遺伝子改変ブタの肝臓で血液浄化へ 米英企業が今夏に臨床試験開始
- 2025.05.13(火)
・米国と英国の企業が共同で、遺伝子を改変したブタの肝臓を用いて肝不全の治療を目指す臨床試験を今夏にも開始する計画を明らかにした。
・この試みは、肝臓機能が低下した患者の血液をブタの肝臓で浄化し、再び体内に戻すという方法で、治療効果と安全性の検証を行う。
・臨床試験は最大20人の患者を対象に行われ、ブタの肝臓は感染リスクや拒絶反応を抑えるために遺伝子を調整した個体から採取される。
・専用の医療装置を通じて、患者とブタの肝臓がチューブでつながれ、血液が装置内で解毒処理される仕組みとなっている。
・この取り組みは、米の「イージェネシス」と英の「オルガノックス」が共同で開発し、4月初旬に米食品医薬品局(FDA)から承認を得た。
・肝不全による入院患者は米国内だけで年間3万5000人にのぼり、死亡率は半数に達する。臓器提供の不足も深刻な課題となっている。
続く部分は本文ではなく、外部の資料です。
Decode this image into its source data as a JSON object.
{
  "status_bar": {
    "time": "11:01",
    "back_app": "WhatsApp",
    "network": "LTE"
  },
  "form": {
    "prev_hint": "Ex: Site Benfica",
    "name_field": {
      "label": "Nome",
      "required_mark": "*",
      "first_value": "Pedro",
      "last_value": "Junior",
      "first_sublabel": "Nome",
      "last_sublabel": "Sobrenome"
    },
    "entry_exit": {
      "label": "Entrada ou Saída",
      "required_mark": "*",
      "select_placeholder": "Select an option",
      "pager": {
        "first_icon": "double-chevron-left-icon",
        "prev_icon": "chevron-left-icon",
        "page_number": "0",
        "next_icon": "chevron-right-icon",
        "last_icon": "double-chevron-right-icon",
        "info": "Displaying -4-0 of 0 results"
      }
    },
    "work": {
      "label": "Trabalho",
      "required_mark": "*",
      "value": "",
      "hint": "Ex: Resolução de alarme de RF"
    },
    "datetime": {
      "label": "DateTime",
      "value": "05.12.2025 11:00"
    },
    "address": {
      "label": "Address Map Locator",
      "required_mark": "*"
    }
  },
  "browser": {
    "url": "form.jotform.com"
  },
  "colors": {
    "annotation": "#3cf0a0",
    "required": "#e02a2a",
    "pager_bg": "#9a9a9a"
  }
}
・両社はすでに遺体を用いた実験で、ブタの肝臓が数日間にわたり人間の臓器機能を代替できることを確認している。
・イージェネシスは今年2月までに、ブタの腎臓を2人の患者に移植することにも成功しており、異種移植技術の実用化に弾みがついている。
・同社のCEOは、臓器不全の治療法を革新し、患者の命を救う選択肢を広げることが目標だと語っている。